The Minneapolis, Minnesota-based business has grown its revenue by more than 1,200% over the last three years, and is looking to continue that trajectory by expanding its payment infrastructure and enterprise reach, according to a Feb. 17 press release announcing the CFO appointment.
“If you really want to help a company grow and become an enduring business, you need to be just as agile as the products your company's making in the finance team,” Peterson told CFO Dive in an interview. “So what does that mean? That means we're automating our systems. We're automating as much manual work as possible.”
The speed to scalability jump
Peterson’s career has spanned numerous financial leadership stints at usage-based technology companies, joining Branch after a three-year span in the top financial seat for gifting platform Snappy, according to his LinkedIn profile. Previous roles include serving as SVP, finance for text messaging marketer Attentive, VP of finance for Fastly — where he helped to navigate the company’s 2010 IPO — and as a senior associate, M&A for Union Square Advisors.
He is joining Branch at a time when the workforce payments platform is at a key place to make a crucial jump from “speed to scalability,” he said. Early-stage businesses need to be nimble and adaptable, he said, but as they grow and begin to craft longer-term plans, that mindset needs to necessarily shift to “add some more operational rigor and discipline,” he said.
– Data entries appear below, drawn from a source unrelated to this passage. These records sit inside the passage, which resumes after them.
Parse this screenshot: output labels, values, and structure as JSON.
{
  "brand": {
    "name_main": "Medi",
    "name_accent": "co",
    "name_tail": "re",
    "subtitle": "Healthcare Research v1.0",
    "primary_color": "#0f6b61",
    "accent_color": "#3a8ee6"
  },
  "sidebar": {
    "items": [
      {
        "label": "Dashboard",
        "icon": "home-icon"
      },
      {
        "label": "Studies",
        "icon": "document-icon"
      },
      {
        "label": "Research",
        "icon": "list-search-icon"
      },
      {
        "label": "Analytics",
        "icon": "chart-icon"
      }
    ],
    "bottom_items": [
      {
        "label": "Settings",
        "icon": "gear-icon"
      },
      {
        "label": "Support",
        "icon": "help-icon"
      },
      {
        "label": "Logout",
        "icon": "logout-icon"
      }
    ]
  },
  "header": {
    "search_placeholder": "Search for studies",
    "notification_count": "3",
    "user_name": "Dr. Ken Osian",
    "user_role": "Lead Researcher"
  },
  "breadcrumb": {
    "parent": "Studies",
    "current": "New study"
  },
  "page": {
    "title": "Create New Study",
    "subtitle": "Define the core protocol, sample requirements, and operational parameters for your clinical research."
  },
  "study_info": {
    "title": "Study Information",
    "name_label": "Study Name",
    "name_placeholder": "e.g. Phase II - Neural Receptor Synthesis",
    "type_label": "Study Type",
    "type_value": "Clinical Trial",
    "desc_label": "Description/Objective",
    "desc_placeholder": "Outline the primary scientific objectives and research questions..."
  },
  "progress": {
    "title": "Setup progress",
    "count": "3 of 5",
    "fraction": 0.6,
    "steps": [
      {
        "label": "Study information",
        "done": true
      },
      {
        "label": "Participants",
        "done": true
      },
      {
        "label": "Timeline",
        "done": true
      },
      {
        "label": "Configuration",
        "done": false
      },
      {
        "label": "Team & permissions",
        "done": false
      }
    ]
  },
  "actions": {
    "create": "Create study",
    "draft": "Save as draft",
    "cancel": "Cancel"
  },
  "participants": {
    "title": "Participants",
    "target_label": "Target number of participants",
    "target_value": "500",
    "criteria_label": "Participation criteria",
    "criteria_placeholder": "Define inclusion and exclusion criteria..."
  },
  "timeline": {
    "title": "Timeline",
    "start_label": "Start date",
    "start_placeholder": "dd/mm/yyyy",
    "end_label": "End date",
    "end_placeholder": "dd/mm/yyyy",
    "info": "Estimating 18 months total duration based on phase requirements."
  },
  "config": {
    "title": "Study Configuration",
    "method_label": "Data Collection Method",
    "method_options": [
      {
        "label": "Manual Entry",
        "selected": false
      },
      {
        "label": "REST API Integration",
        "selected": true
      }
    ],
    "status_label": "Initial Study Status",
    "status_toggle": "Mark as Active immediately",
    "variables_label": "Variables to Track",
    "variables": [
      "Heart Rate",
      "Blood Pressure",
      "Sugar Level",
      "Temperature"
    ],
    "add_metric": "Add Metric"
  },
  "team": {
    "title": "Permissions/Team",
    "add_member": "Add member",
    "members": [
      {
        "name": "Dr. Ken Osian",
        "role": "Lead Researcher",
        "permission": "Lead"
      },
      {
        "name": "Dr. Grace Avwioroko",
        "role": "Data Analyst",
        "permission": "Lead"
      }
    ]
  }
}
As such, a huge focus for Peterson coming into the seat is “aligning the financial plan to the product roadmap,” he said, an area where he sees careful, strategic use of automation as playing a crucial role. The company has already laid a “decent foundation” when it comes to its core operating systems, policies and procedures, but Peterson’s goal is to help mature that foundation.
“I’m about 100 days in. I feel like we have the reporting already to a really decent spot,” he said. “Now we're in the process of, ‘we made it exist. Now we need to automate it.’”
Peterson views AI and automation as an amplifying tool, rather than a replacement for skilled employees. For instance, Branch’s finance team is currently at about 10 people, and Peterson sees effectively tapping automation as way that could enhance that team: helping the business to scale without adding to that headcount.
The team has already begun building out tools to do daily journal entries and automated reconciliations, he said. In accounting, the “ultimate goal” of automation is to enable the team to do more strategizing and recommending, leading not just to a faster, but ultimately tighter close, he said.
“Your rules are more accurate, he said. “You can get the books out sooner, get the news to your FP&A team sooner, so you can start planning and adjusting the business as needed.”
Moving beyond ROI
Effectively utilizing automation and AI can also help to upskill the whole of the finance team: freeing up time means a vice president can take on my strategic tasks, filtering down through to the controller and other members of the team, “and now you have your junior staff doing work that they otherwise would never get exposure to because they were too busy doing manual tasks,” Peterson said.
When looking to implement new automated tools, it’s also important for CFOs to keep in mind that return on investment is just one part of the puzzle.
“There's a lot of abstract software out there. It's not about just the tangible ROI; that's table stakes,” Peterson said. “It's, does it fit within my three-year roadmap? Does this software tool scale to x100 million or billion of revenue without me needing to replace it?”